Originally scheduled for March 5

Christian philosophers have long puzzled over how to express the nature of God. One of the consistent ideas given is that he is the sum of all perfections. That means that he is not just righteous; He is righteousness. He is not just loving; He is love. This nature of God runs up very quickly against the difficulties found in the Scriptures, to wit:

·         God is a God of justice. He defends the widow and the orphan; he has no tolerance for sin and his actions are always just and right.

·         God is love; he is a merciful God. It is his desire to be forgiving — but not without dealing with justice first.

·         We, one at all, are sinners. How does the righteous and just God bring mercy to the sinners that he loves?

The solution to this problem is known to us; anyone who becomes a Christian understands what God has done.

·         He came in the flesh. He could’ve descended an angelic form and left us with a few notes, but that would not fully meet God’s requirements. So he descended to earth in the form of a baby, born like the rest of us and living the life of a poor child until he was grown.

·         He specifically came to be the atonement — the sacrifice which would pay for our sins. Throughout the Old Testament God taught the people of Israel that the atonement sacrifice was necessary. He also taught them that the animal sacrifice must be unblemished, perfect as a representation of innocence.

It beggars the imagination to say this. This is not something human beings would dream up; we believe in the possible. The author of the universe has a much greater imagination.

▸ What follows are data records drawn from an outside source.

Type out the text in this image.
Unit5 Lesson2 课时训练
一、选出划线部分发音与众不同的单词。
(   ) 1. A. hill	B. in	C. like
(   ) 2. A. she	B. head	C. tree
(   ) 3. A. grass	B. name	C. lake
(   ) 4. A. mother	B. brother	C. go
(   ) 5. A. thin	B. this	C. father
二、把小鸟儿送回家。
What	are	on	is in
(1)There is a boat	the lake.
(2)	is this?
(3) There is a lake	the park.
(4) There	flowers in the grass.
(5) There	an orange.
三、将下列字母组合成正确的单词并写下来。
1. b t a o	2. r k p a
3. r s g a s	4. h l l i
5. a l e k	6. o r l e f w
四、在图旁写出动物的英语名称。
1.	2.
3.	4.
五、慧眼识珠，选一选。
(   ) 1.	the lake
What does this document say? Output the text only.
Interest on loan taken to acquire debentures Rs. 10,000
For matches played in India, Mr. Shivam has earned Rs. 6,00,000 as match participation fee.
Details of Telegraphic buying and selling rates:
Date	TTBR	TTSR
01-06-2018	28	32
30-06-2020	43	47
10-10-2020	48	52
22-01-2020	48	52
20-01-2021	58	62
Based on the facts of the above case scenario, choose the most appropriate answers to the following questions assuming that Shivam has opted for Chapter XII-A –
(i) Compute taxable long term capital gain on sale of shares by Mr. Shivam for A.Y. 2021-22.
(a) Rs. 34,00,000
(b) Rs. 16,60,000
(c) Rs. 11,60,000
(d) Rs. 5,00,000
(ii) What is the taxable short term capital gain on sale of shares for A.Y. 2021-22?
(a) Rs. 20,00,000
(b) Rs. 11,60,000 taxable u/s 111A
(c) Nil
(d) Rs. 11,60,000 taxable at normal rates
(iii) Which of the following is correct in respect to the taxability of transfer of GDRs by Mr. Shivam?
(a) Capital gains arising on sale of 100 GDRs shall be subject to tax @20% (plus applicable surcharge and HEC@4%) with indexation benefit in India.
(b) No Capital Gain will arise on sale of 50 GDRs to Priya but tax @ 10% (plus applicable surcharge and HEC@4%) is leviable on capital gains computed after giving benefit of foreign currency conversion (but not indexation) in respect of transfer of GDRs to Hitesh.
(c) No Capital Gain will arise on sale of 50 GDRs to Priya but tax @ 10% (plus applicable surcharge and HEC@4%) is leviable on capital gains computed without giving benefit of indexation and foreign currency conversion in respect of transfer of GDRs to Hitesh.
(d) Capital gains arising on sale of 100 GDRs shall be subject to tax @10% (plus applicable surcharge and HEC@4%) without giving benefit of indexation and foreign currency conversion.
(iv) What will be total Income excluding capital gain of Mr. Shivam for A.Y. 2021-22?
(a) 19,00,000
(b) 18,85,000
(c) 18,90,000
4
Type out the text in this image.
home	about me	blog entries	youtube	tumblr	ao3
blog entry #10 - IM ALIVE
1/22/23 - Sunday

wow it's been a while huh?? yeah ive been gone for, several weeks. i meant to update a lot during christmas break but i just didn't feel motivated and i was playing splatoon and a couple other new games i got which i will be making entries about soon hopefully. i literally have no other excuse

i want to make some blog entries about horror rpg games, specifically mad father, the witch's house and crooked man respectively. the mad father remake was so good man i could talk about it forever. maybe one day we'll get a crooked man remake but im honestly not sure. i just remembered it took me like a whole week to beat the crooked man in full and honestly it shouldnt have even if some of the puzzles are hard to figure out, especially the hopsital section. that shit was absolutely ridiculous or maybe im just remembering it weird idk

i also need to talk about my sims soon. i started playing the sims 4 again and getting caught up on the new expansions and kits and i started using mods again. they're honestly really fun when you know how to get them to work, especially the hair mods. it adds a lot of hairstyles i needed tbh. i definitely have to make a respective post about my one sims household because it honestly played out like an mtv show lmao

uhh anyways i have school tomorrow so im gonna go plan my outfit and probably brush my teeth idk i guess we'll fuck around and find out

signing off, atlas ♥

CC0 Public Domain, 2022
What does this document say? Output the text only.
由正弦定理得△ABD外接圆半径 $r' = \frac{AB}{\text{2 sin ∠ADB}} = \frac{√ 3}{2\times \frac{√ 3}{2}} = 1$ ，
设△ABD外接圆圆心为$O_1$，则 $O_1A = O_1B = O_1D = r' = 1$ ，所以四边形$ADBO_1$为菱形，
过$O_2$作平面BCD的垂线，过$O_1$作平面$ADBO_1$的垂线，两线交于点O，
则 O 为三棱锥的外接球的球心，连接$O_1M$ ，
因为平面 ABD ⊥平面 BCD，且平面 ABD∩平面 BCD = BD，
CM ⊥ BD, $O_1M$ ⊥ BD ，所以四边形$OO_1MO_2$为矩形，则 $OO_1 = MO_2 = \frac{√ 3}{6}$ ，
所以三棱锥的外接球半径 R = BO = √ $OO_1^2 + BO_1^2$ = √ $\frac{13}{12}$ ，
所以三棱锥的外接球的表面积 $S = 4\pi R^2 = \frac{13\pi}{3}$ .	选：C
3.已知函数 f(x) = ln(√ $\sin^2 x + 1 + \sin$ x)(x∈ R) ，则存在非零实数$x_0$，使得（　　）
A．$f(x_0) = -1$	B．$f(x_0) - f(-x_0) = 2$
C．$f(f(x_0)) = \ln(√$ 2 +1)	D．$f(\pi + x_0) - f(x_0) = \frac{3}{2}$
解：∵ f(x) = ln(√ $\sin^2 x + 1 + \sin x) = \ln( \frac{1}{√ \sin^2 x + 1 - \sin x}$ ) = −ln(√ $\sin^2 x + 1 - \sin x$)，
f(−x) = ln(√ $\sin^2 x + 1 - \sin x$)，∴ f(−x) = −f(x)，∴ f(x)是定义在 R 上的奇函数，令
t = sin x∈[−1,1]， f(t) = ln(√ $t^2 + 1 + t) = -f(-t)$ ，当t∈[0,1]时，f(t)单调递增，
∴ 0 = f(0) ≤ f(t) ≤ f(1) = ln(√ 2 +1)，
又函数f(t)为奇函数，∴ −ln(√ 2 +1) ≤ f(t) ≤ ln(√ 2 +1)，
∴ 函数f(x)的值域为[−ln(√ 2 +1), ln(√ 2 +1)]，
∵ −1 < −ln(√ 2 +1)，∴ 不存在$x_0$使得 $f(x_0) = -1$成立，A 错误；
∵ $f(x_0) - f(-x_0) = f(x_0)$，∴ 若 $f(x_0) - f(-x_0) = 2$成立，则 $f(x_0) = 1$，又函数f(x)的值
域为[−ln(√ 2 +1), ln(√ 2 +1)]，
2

More than that: his mercy did not require us to memorize and follow a complicated set of regulations; rather, he told us to love one another — just as he loves us. It is mind-boggling to think that he gives us salvation, asking only that we trust him. This was designed to produce not only obedient Christians but devoted ones. Obedience may be commanded; devotion has to be inspired.

Before you now is a simple ritual. It is designed to portray what Christ has done. The bread represents his body, crucified for us. The cup represents his blood, shed for us. He asked simply that you remember his sacrifice, his atonement, by doing this. It is a reminder of the greatest set of facts on this planet. Great love inspires great heights.